介護士として定着につなげたい!

外国人留学生の受け入れ
〜加寿苑の取り組み〜

介護現場で働く外国人の受け入れルートが、今年から2つ増えました。EPA(経済連携協定)による受け入れは2008年度から実施されていますが、これに加え新設されたのが、技能実習制度によるものと留学ビザによるものです。O-ネットの活動施設のなかには、留学ビザによる受け入れを始めたところも数施設あります。そのうちの一つ、加寿苑(大阪市淀川区)で話を伺いました。

入管法改正で始まった新たな外国人介護士の受け入れ

外国人介護士受け入れの流れ

笑顔で挨拶してくれたのは、ベトナム人のドー・ティ・アンさん(23歳)とホアン・ティ・チャンさん(25歳)。午前中は淀川区内にある大阪コミュニティワーカー専門学校(以下OCWと略)で介護福祉士をめざして勉強、午後は2時〜7時頃まで加寿苑でアルバイトをしています。アンさんは2年半前、チャンさんは1年半前に留学ビザで来日。OCW入学前は福岡の日本語学校で勉強していました。

人手不足に悩む介護業界ですが、加寿苑でも数年前から新卒者の採用が難しく対策に苦慮していました。そうしたなか以前からつながりのあったOCWから受け入れの話があり、挑戦に踏み切りました。

留学ビザによる受け入れシステムは、日本語学校に留学ビザで入り、介護福祉士養成校に進めば卒業後、在留資格を「留学」から「介護」に切り替え、そのまま就労できるというもの【図参照】。昨年の入管法改正(17年9月から施行)により在留資格に新たに「介護」が設けられ可能になりました。

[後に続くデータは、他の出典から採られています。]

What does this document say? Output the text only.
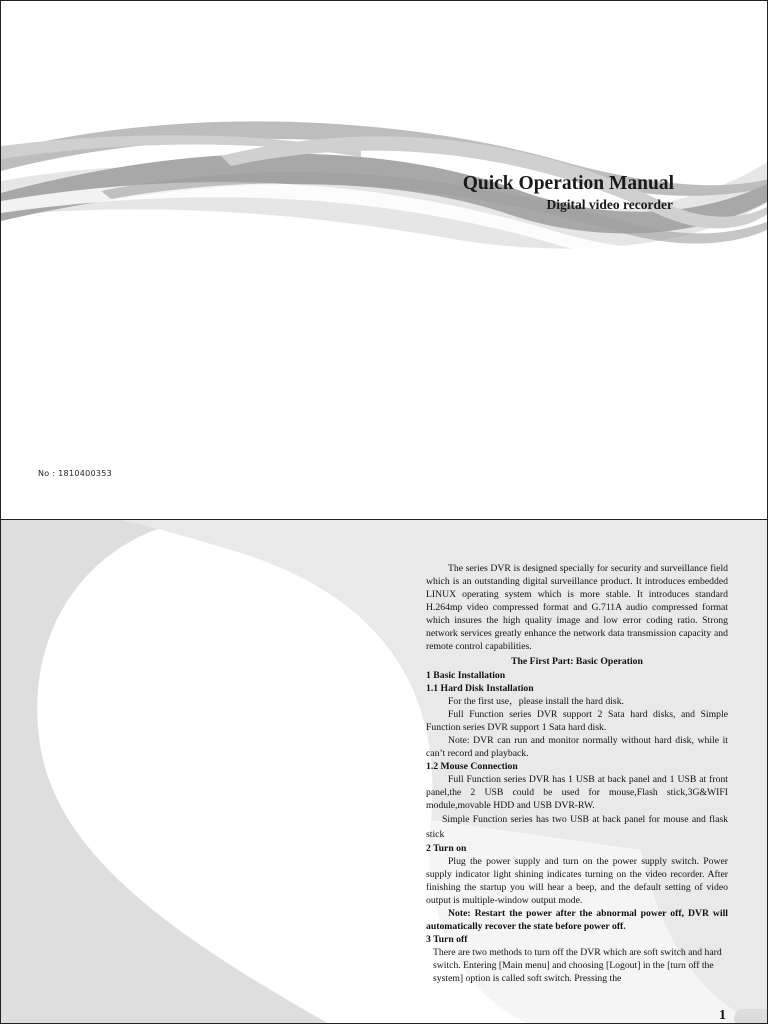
Quick Operation Manual
Digital video recorder
No : 1810400353

The series DVR is designed specially for security and surveillance field which is an outstanding digital surveillance product. It introduces embedded LINUX operating system which is more stable. It introduces standard H.264mp video compressed format and G.711A audio compressed format which insures the high quality image and low error coding ratio. Strong network services greatly enhance the network data transmission capacity and remote control capabilities.

The First Part: Basic Operation

1 Basic Installation

1.1 Hard Disk Installation

For the first use，please install the hard disk.

Full Function series DVR support 2 Sata hard disks, and Simple Function series DVR support 1 Sata hard disk.

Note: DVR can run and monitor normally without hard disk, while it can’t record and playback.

1.2 Mouse Connection

Full Function series DVR has 1 USB at back panel and 1 USB at front panel,the 2 USB could be used for mouse,Flash stick,3G&WIFI module,movable HDD and USB DVR-RW.

Simple Function series has two USB at back panel for mouse and flask stick

2 Turn on

Plug the power supply and turn on the power supply switch. Power supply indicator light shining indicates turning on the video recorder. After finishing the startup you will hear a beep, and the default setting of video output is multiple-window output mode.

Note: Restart the power after the abnormal power off, DVR will automatically recover the state before power off.

3 Turn off

There are two methods to turn off the DVR which are soft switch and hard switch. Entering [Main menu] and choosing [Logout] in the [turn off the system] option is called soft switch. Pressing the

1
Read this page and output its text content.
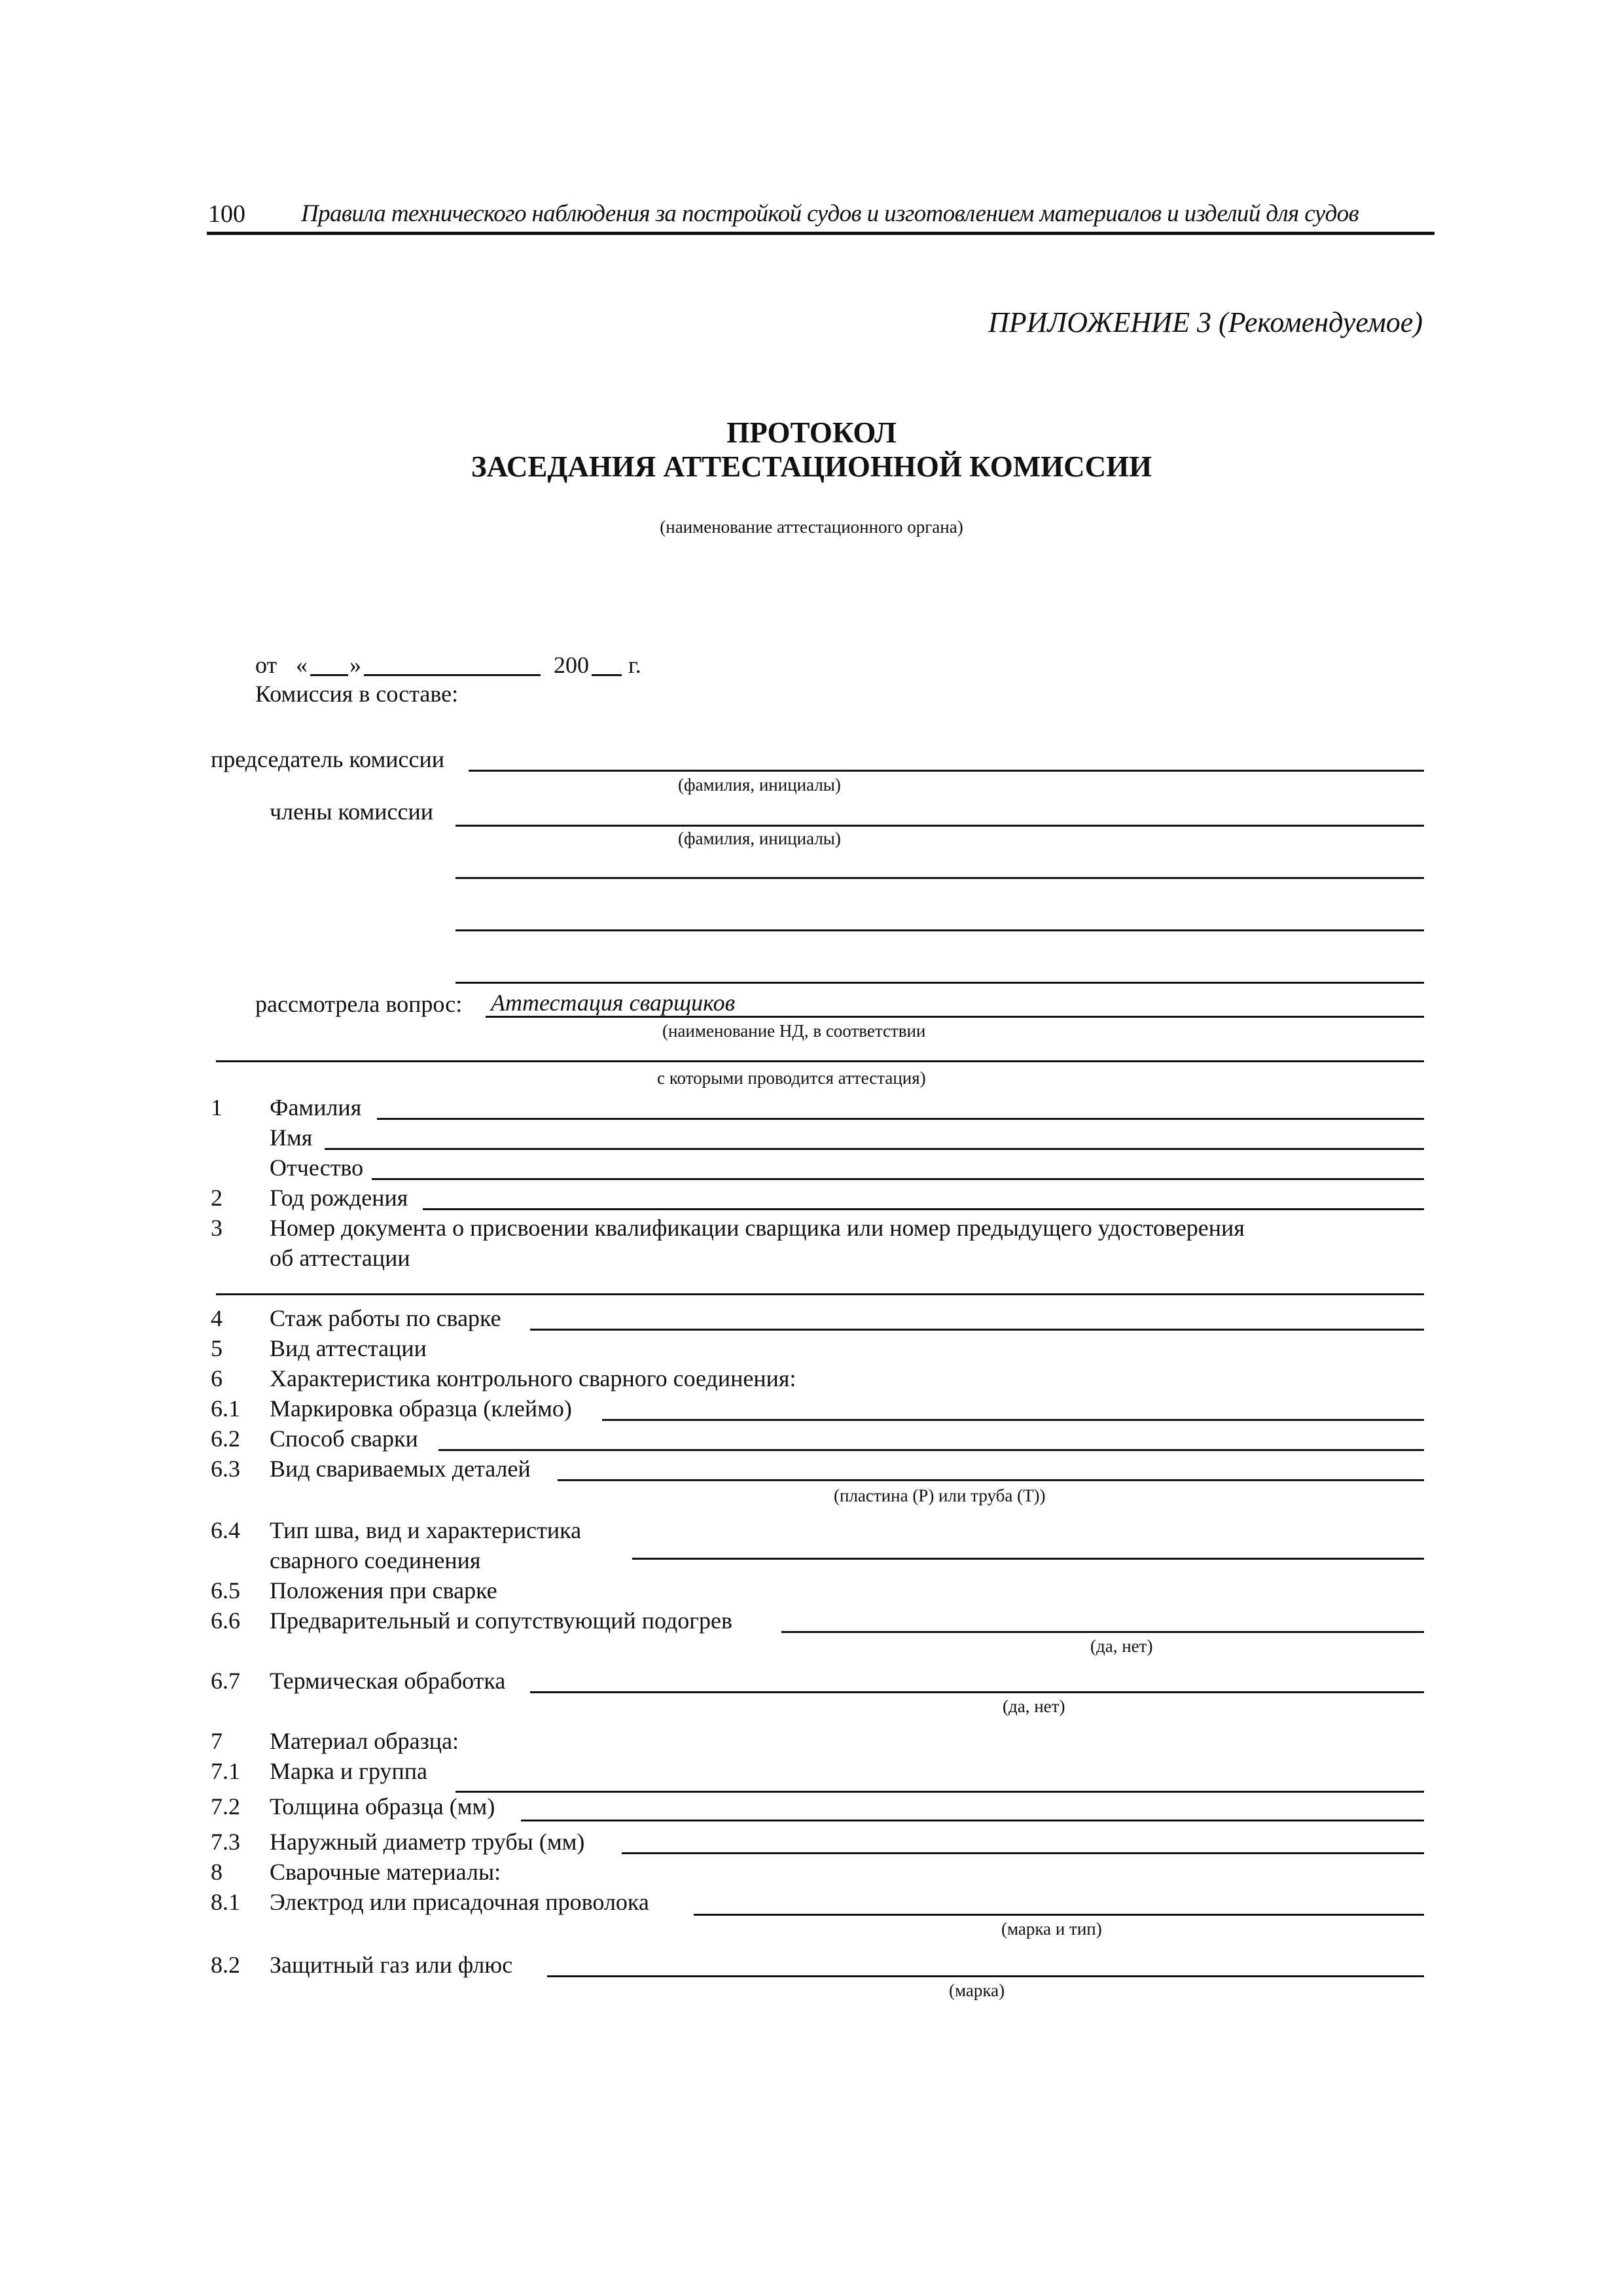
100 Правила технического наблюдения за постройкой судов и изготовлением материалов и изделий для судов
ПРИЛОЖЕНИЕ 3 (Рекомендуемое)
ПРОТОКОЛ
ЗАСЕДАНИЯ АТТЕСТАЦИОННОЙ КОМИССИИ
(наименование аттестационного органа)
от « »	200 г.
Комиссия в составе:
председатель комиссии
(фамилия, инициалы)
члены комиссии
(фамилия, инициалы)
рассмотрела вопрос: Аттестация сварщиков
(наименование НД, в соответствии
с которыми проводится аттестация)
1 Фамилия
Имя
Отчество
2 Год рождения
3 Номер документа о присвоении квалификации сварщика или номер предыдущего удостоверения
об аттестации
4 Стаж работы по сварке
5 Вид аттестации
6 Характеристика контрольного сварного соединения:
6.1 Маркировка образца (клеймо)
6.2 Способ сварки
6.3 Вид свариваемых деталей
(пластина (P) или труба (T))
6.4 Тип шва, вид и характеристика
сварного соединения
6.5 Положения при сварке
6.6 Предварительный и сопутствующий подогрев
(да, нет)
6.7 Термическая обработка
(да, нет)
7 Материал образца:
7.1 Марка и группа
7.2 Толщина образца (мм)
7.3 Наружный диаметр трубы (мм)
8 Сварочные материалы:
8.1 Электрод или присадочная проволока
(марка и тип)
8.2 Защитный газ или флюс
(марка)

「送り出し国で研修を受け、介護福祉士候補者として入国し、4年のうちに合格しなければ原則帰国」というEPAによる受け入れに比べ、留学ビザによる受け入れはハードルも緩和されています。そのため就労につながりやすく、人手不足を少しでも和らげることができるではないかと期待されています。

理解力高くスタートは順調 卒業後の定着が課題

@初めてのバイト代を施設長から渡されたアンさん(左)とチャンさん(中央) A利用者にしっかり声をかけながらお茶を手渡すチャンさん Bとろみのついたお茶を用意するアンさん C専門学校で授業を受けるチャンさん(手前のポニーテール)とアンさん(斜め左)。

介護福祉士養成校の多くは2年制ですが、OCWは基本として月〜木曜の午前中のみの3年制。今年度の入学生は40名。ベトナム人33名、中国人2名、日本人5名の計40名です。教材には漢字すべてにルビを振り、講義も聴き取りやすい日本語でゆっくりと進められています。

留学生の授業料は年60万円、3年間で180万円。月々5万円を留学生が負担します。ただし受け入れ施設に卒業後就職すれば、施設が本人に年間36万円を返還、5年間で授業料全額分が返ってくるという特典を設けています。

留学生は学業を目的とするため就労は本来できませんが、入国管理局から「資格外活動許可」を受ければ週28時間を上限に労働が認められています。「施設はこの労働時間を厳守すること、またアルバイト代は施設間格差を防ぐため、どの施設も一律1100円とすること、家賃の留学生負担は2万円までとすることなどが受け入れ要件に課せられています」。桑野弘施設長はこう話します。

その他、受け入れにあたって加寿苑では、2人の住まいとしてマンション1戸を貸与。勤務日には食事も施設で提供しています。バイト代は月12万円超。授業料5万円と水光熱費を差し引いた約7万円が自由に使えるお金です。生活面での相談には生活相談員が対応するようにしています。

職員には「意識して挨拶するよう努め、自分から声をかけてあげて」「話す時はゆっくりと分かりやすく」と伝えたという施設長。「特別のことはしていません。自然体で受け入れればよいと思っています。家族や利用者にも口頭や機関紙で少し触れた程度です」

現在は配茶や洗濯物の整理、フロアの掃除、簡単な食事介助に携わっているアンさんとチャンさん。利用者と話すのは大好きなようです。「二人とも理解力が高く、仕事の呑み込みは早い。施設にも違和感なく溶け込んでくれています。そのため他の職員も利用者に集中して関われる。今後OJTを通して、徐々に身体介助にも携わってもらえれば…。介護の魅力と楽しさ・やりがいをうまく伝えていくことができればと思っています」

始まったばかりの留学生の受け入れ。専門学校卒業後も介護士として働き、定着してもらえるか…。それは受け入れ施設や専門学校だけでなく、日本の社会全体にこれから問われる課題でもあります。

中国を筆頭に、今後急速に進むと思われるアジア諸国の高齢化。外国人介護士の定着には、働きやすい仕組みと環境づくり、そして孤立を防ぐ私たち日本人の丁寧な関わりが求められます。